Chinese cash coins remained a popular item of clothing decoration among the Indigenous peoples of the north western North America into the 20th century (Fig. 4), although by this time the supply brought by maritime fur traders was supplemented by coins carried by the large numbers of Chinese immigrants who came to work on the great transcontinental railways built in the United States and Canada in the 1860s and 1880s, respectively. Cash coins seem to have been preferred for adornment in part because they came ready for stringing and because they were obtained fairly easily. With a value equal to about one tenth of a U.S. cent, Chinese cash had virtually no use as money in North America. Nevertheless, when cash coins were not available, other coins, like U.S. dimes and half dimes (Fig. 5), were pierced by for the same decorative purpose.
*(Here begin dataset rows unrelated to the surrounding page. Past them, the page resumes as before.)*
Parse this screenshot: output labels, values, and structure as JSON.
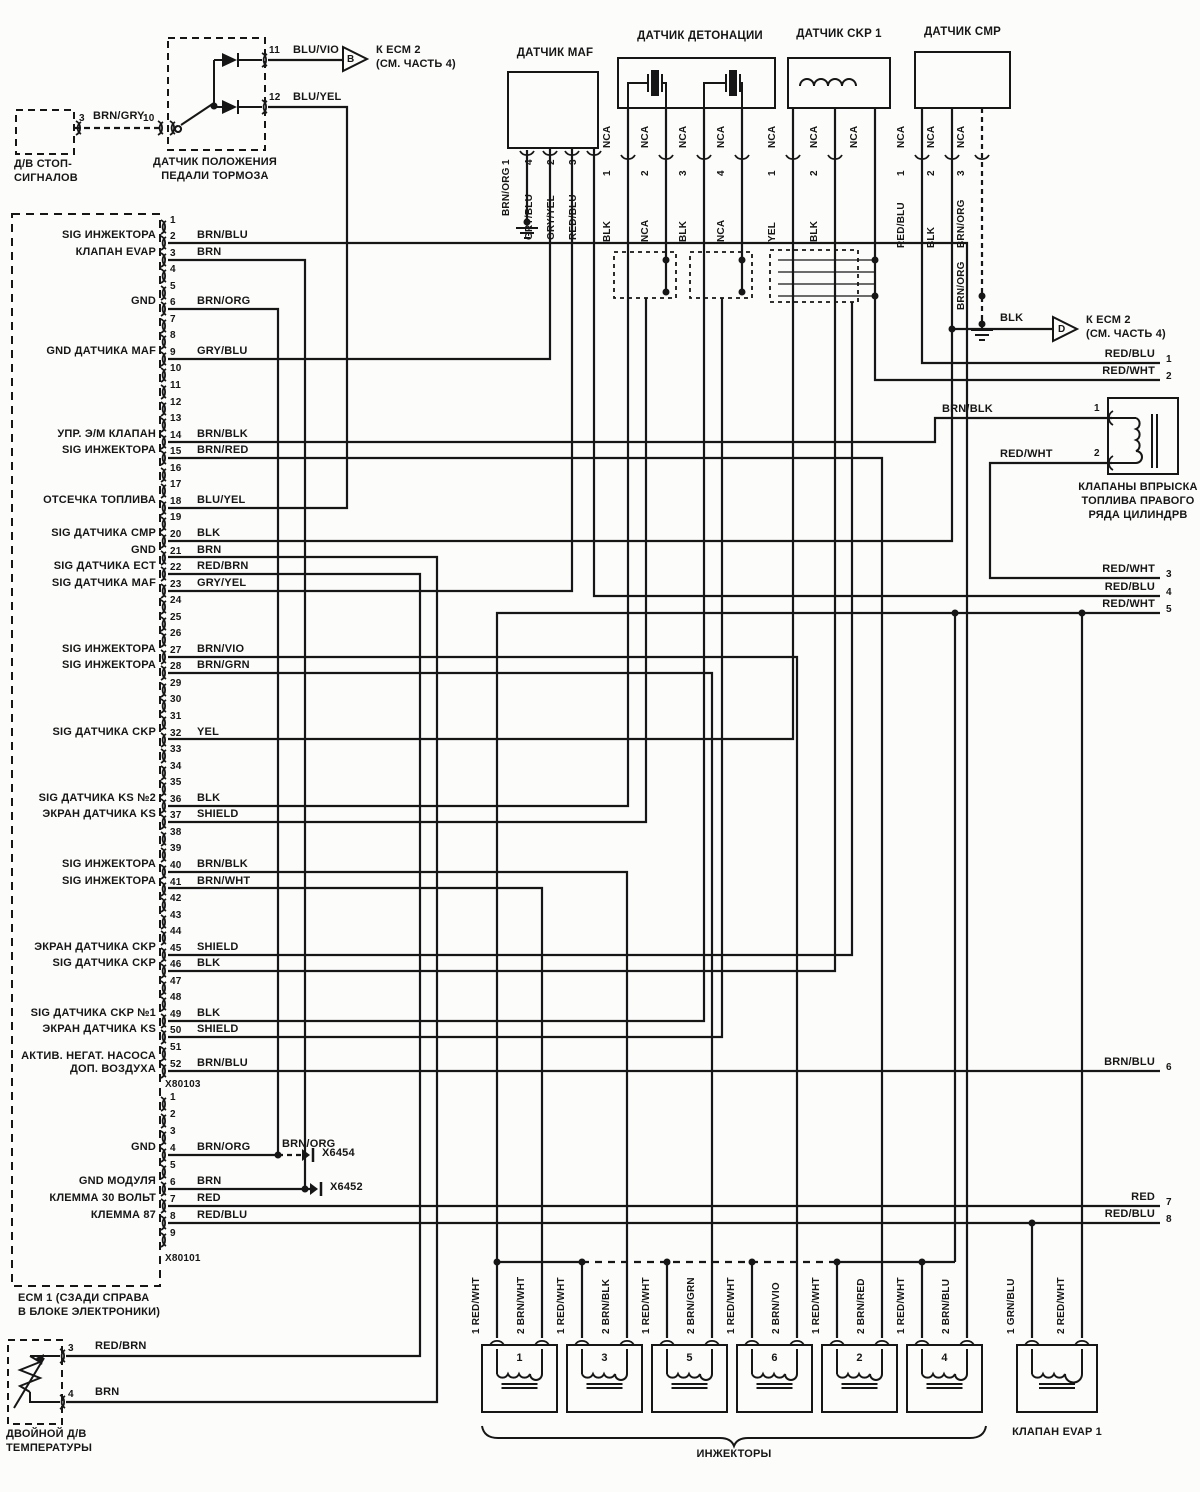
{
  "stop_lamp": {
    "line1": "Д/В СТОП-",
    "line2": "СИГНАЛОВ",
    "pin": "3",
    "wire": "BRN/GRY",
    "pin2": "10"
  },
  "brake": {
    "title1": "ДАТЧИК ПОЛОЖЕНИЯ",
    "title2": "ПЕДАЛИ ТОРМОЗА",
    "pin11": "11",
    "wire11": "BLU/VIO",
    "pin12": "12",
    "wire12": "BLU/YEL"
  },
  "offpage_b": {
    "letter": "B",
    "line1": "К ЕСМ 2",
    "line2": "(СМ. ЧАСТЬ 4)"
  },
  "offpage_d": {
    "letter": "D",
    "line1": "К ЕСМ 2",
    "line2": "(СМ. ЧАСТЬ 4)",
    "wire": "BLK"
  },
  "sensors": {
    "maf": {
      "title": "ДАТЧИК MAF",
      "pins": [
        {
          "n": "1",
          "wire": "BRN/ORG"
        },
        {
          "n": "4",
          "wire": "GRY/BLU"
        },
        {
          "n": "2",
          "wire": "GRY/YEL"
        },
        {
          "n": "3",
          "wire": "RED/BLU"
        }
      ]
    },
    "knock": {
      "title": "ДАТЧИК ДЕТОНАЦИИ",
      "leads": [
        "NCA",
        "NCA",
        "NCA",
        "NCA"
      ],
      "pins": [
        {
          "n": "1",
          "wire": "BLK"
        },
        {
          "n": "2",
          "wire": "NCA"
        },
        {
          "n": "3",
          "wire": "BLK"
        },
        {
          "n": "4",
          "wire": "NCA"
        }
      ]
    },
    "ckp": {
      "title": "ДАТЧИК CKP 1",
      "leads": [
        "NCA",
        "NCA",
        "NCA"
      ],
      "pins": [
        {
          "n": "1",
          "wire": "YEL"
        },
        {
          "n": "2",
          "wire": "BLK"
        }
      ]
    },
    "cmp": {
      "title": "ДАТЧИК CMP",
      "leads": [
        "NCA",
        "NCA",
        "NCA"
      ],
      "pins": [
        {
          "n": "1",
          "wire": "RED/BLU"
        },
        {
          "n": "2",
          "wire": "BLK"
        },
        {
          "n": "3",
          "wire": "BRN/ORG"
        }
      ],
      "extra_wire": "BRN/ORG"
    }
  },
  "valve_bank": {
    "n1": "1",
    "n2": "2",
    "w1": "BRN/BLK",
    "w2": "RED/WHT",
    "line1": "КЛАПАНЫ ВПРЫСКА",
    "line2": "ТОПЛИВА ПРАВОГО",
    "line3": "РЯДА ЦИЛИНДРВ"
  },
  "ecm1": {
    "connector": "X80103",
    "pins": [
      {
        "n": "1"
      },
      {
        "n": "2",
        "label": "SIG ИНЖЕКТОРА",
        "wire": "BRN/BLU"
      },
      {
        "n": "3",
        "label": "КЛАПАН EVAP",
        "wire": "BRN"
      },
      {
        "n": "4"
      },
      {
        "n": "5"
      },
      {
        "n": "6",
        "label": "GND",
        "wire": "BRN/ORG"
      },
      {
        "n": "7"
      },
      {
        "n": "8"
      },
      {
        "n": "9",
        "label": "GND ДАТЧИКА MAF",
        "wire": "GRY/BLU"
      },
      {
        "n": "10"
      },
      {
        "n": "11"
      },
      {
        "n": "12"
      },
      {
        "n": "13"
      },
      {
        "n": "14",
        "label": "УПР. Э/М КЛАПАН",
        "wire": "BRN/BLK"
      },
      {
        "n": "15",
        "label": "SIG ИНЖЕКТОРА",
        "wire": "BRN/RED"
      },
      {
        "n": "16"
      },
      {
        "n": "17"
      },
      {
        "n": "18",
        "label": "ОТСЕЧКА ТОПЛИВА",
        "wire": "BLU/YEL"
      },
      {
        "n": "19"
      },
      {
        "n": "20",
        "label": "SIG ДАТЧИКА CMP",
        "wire": "BLK"
      },
      {
        "n": "21",
        "label": "GND",
        "wire": "BRN"
      },
      {
        "n": "22",
        "label": "SIG ДАТЧИКА ECT",
        "wire": "RED/BRN"
      },
      {
        "n": "23",
        "label": "SIG ДАТЧИКА MAF",
        "wire": "GRY/YEL"
      },
      {
        "n": "24"
      },
      {
        "n": "25"
      },
      {
        "n": "26"
      },
      {
        "n": "27",
        "label": "SIG ИНЖЕКТОРА",
        "wire": "BRN/VIO"
      },
      {
        "n": "28",
        "label": "SIG ИНЖЕКТОРА",
        "wire": "BRN/GRN"
      },
      {
        "n": "29"
      },
      {
        "n": "30"
      },
      {
        "n": "31"
      },
      {
        "n": "32",
        "label": "SIG ДАТЧИКА CKP",
        "wire": "YEL"
      },
      {
        "n": "33"
      },
      {
        "n": "34"
      },
      {
        "n": "35"
      },
      {
        "n": "36",
        "label": "SIG ДАТЧИКА KS №2",
        "wire": "BLK"
      },
      {
        "n": "37",
        "label": "ЭКРАН ДАТЧИКА KS",
        "wire": "SHIELD"
      },
      {
        "n": "38"
      },
      {
        "n": "39"
      },
      {
        "n": "40",
        "label": "SIG ИНЖЕКТОРА",
        "wire": "BRN/BLK"
      },
      {
        "n": "41",
        "label": "SIG ИНЖЕКТОРА",
        "wire": "BRN/WHT"
      },
      {
        "n": "42"
      },
      {
        "n": "43"
      },
      {
        "n": "44"
      },
      {
        "n": "45",
        "label": "ЭКРАН ДАТЧИКА CKP",
        "wire": "SHIELD"
      },
      {
        "n": "46",
        "label": "SIG ДАТЧИКА CKP",
        "wire": "BLK"
      },
      {
        "n": "47"
      },
      {
        "n": "48"
      },
      {
        "n": "49",
        "label": "SIG ДАТЧИКА CKP №1",
        "wire": "BLK"
      },
      {
        "n": "50",
        "label": "ЭКРАН ДАТЧИКА KS",
        "wire": "SHIELD"
      },
      {
        "n": "51"
      },
      {
        "n": "52",
        "label": "АКТИВ. НЕГАТ. НАСОСА",
        "label2": "ДОП. ВОЗДУХА",
        "wire": "BRN/BLU"
      }
    ]
  },
  "ecm2": {
    "connector": "X80101",
    "pins": [
      {
        "n": "1"
      },
      {
        "n": "2"
      },
      {
        "n": "3"
      },
      {
        "n": "4",
        "label": "GND",
        "wire": "BRN/ORG"
      },
      {
        "n": "5"
      },
      {
        "n": "6",
        "label": "GND МОДУЛЯ",
        "wire": "BRN"
      },
      {
        "n": "7",
        "label": "КЛЕММА 30 ВОЛЬТ",
        "wire": "RED"
      },
      {
        "n": "8",
        "label": "КЛЕММА 87",
        "wire": "RED/BLU"
      },
      {
        "n": "9"
      }
    ]
  },
  "ecm_label1": "ЕСМ 1 (СЗАДИ СПРАВА",
  "ecm_label2": "В БЛОКЕ ЭЛЕКТРОНИКИ)",
  "grounds": {
    "x6454": "X6454",
    "x6452": "X6452"
  },
  "right_taps": [
    {
      "wire": "RED/BLU",
      "n": "1"
    },
    {
      "wire": "RED/WHT",
      "n": "2"
    },
    {
      "wire": "RED/WHT",
      "n": "3"
    },
    {
      "wire": "RED/BLU",
      "n": "4"
    },
    {
      "wire": "RED/WHT",
      "n": "5"
    },
    {
      "wire": "BRN/BLU",
      "n": "6"
    },
    {
      "wire": "RED",
      "n": "7"
    },
    {
      "wire": "RED/BLU",
      "n": "8"
    }
  ],
  "temp_sensor": {
    "line1": "ДВОЙНОЙ Д/В",
    "line2": "ТЕМПЕРАТУРЫ",
    "pin3": "3",
    "wire3": "RED/BRN",
    "pin4": "4",
    "wire4": "BRN"
  },
  "injectors": {
    "caption": "ИНЖЕКТОРЫ",
    "units": [
      {
        "num": "1",
        "pin1_n": "1",
        "pin1_wire": "RED/WHT",
        "pin2_n": "2",
        "pin2_wire": "BRN/WHT"
      },
      {
        "num": "3",
        "pin1_n": "1",
        "pin1_wire": "RED/WHT",
        "pin2_n": "2",
        "pin2_wire": "BRN/BLK"
      },
      {
        "num": "5",
        "pin1_n": "1",
        "pin1_wire": "RED/WHT",
        "pin2_n": "2",
        "pin2_wire": "BRN/GRN"
      },
      {
        "num": "6",
        "pin1_n": "1",
        "pin1_wire": "RED/WHT",
        "pin2_n": "2",
        "pin2_wire": "BRN/VIO"
      },
      {
        "num": "2",
        "pin1_n": "1",
        "pin1_wire": "RED/WHT",
        "pin2_n": "2",
        "pin2_wire": "BRN/RED"
      },
      {
        "num": "4",
        "pin1_n": "1",
        "pin1_wire": "RED/WHT",
        "pin2_n": "2",
        "pin2_wire": "BRN/BLU"
      }
    ]
  },
  "evap": {
    "label": "КЛАПАН EVAP 1",
    "pin1_n": "1",
    "pin1_wire": "GRN/BLU",
    "pin2_n": "2",
    "pin2_wire": "RED/WHT"
  }
}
It is worth noting that the custom of wearing coins as clothing adornment connects the Indigenous peoples of northwestern Canada and the United States not only to the Far East through their use of Chinese cash, but indirectly also to the Middle East. There many Islamic cultures had a tradition of piercing coins to be worn as part of a bride’s costume (most typically her headdress) on her wedding day. The ANS collection includes hundreds of examples of coins that have been pierced, some of which almost certainly received their holes in this wedding context (Fig. 6). It is from this custom that the term sequin (an English corruption of zecchino, the Italian name for the famous Venetian gold ducat and its imitations) enters modern parlance as the small, shiny disk-like decorations most frequently found sewn on to certain kinds of glamorous women’s apparel.
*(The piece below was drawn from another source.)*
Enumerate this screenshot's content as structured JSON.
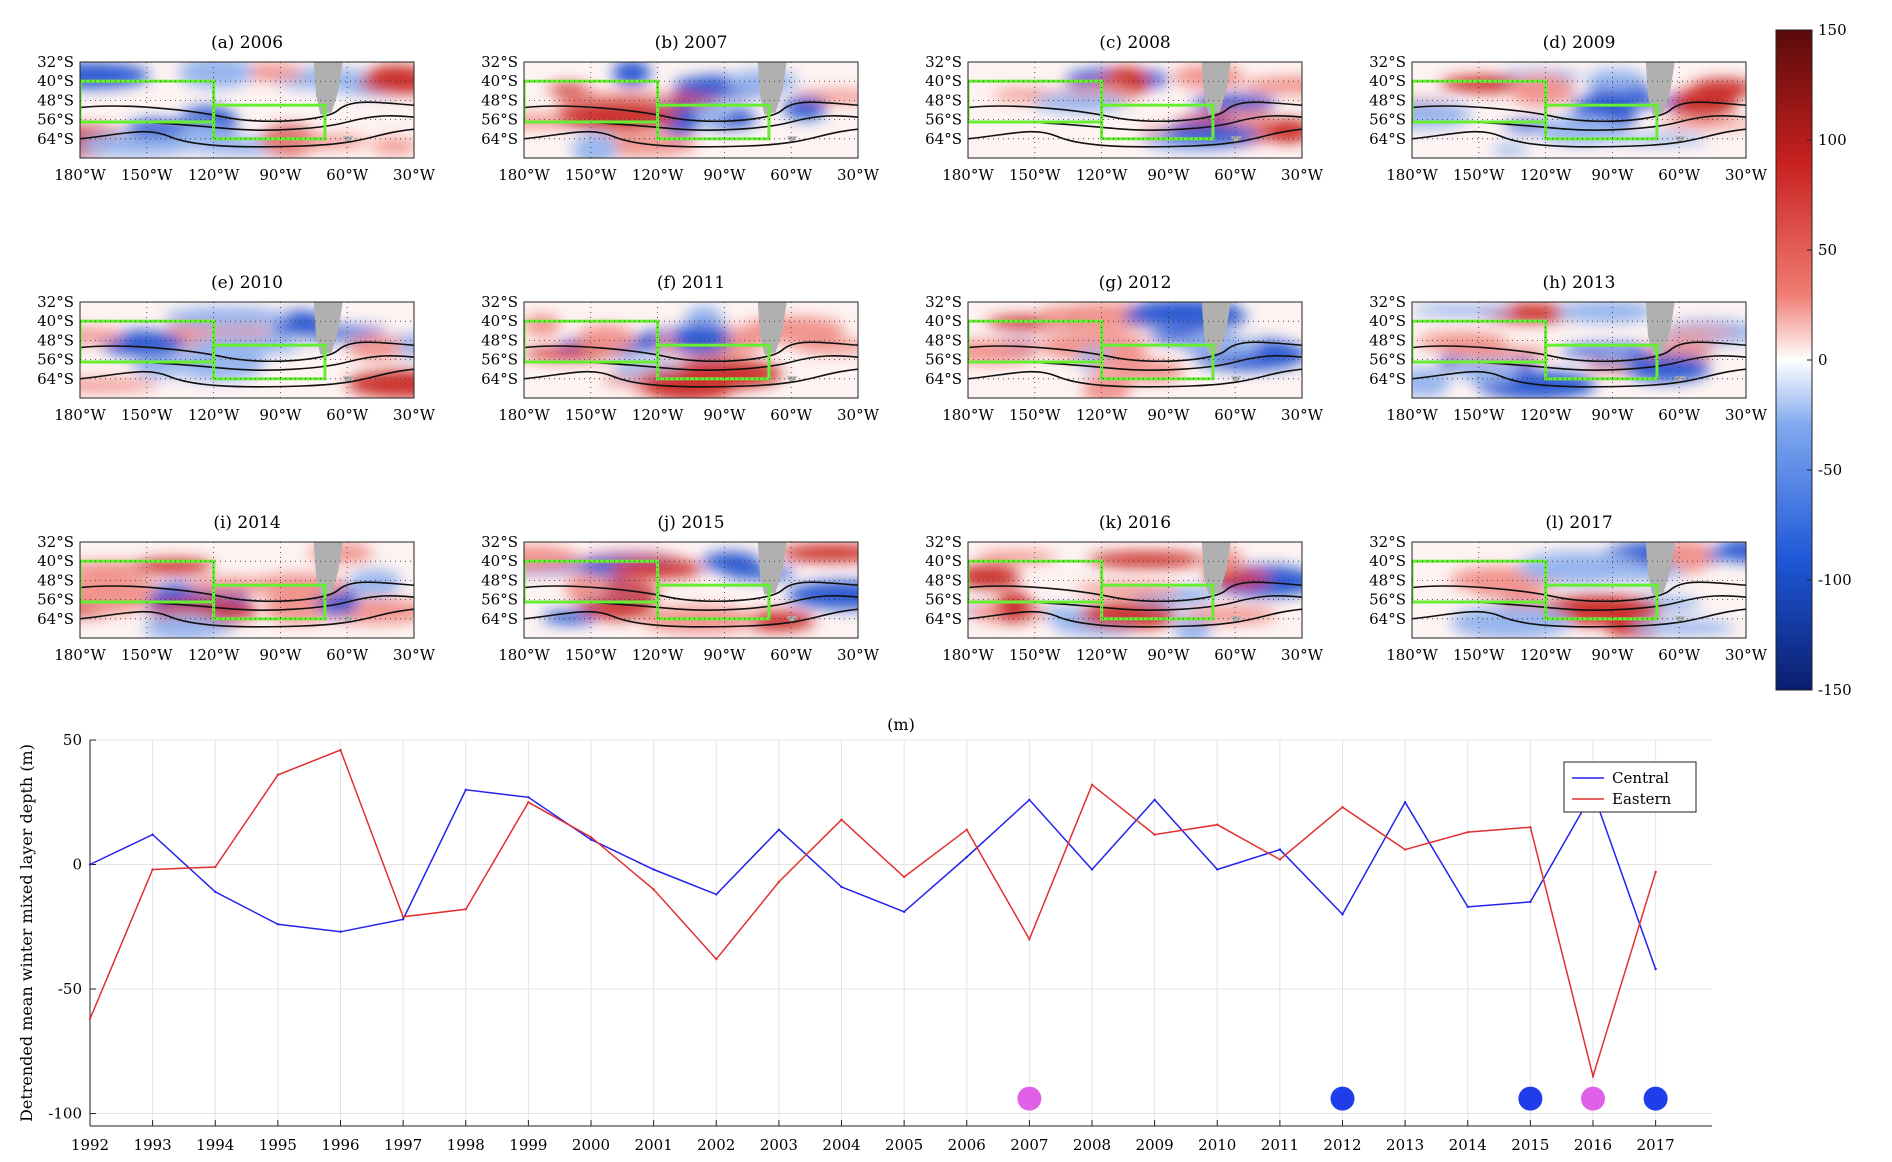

Coins found outside of their expected areas of circulation and put to unexpected uses are always a source of great interest. The case of Chinese cash in northwestern coastal North America is no exception, as the coins document the long-distance maritime trade between European traders operating from Chinese ports and Indigenous peoples and highlight the cross-cultural uses of coins as part of clothing. The modern states of Canada and the United States have prided themselves on being cultural mosaics and melting pots, respectively. The more attention paid to foreign money found in North America reveals these terms to be relevant just as much to coins as to people.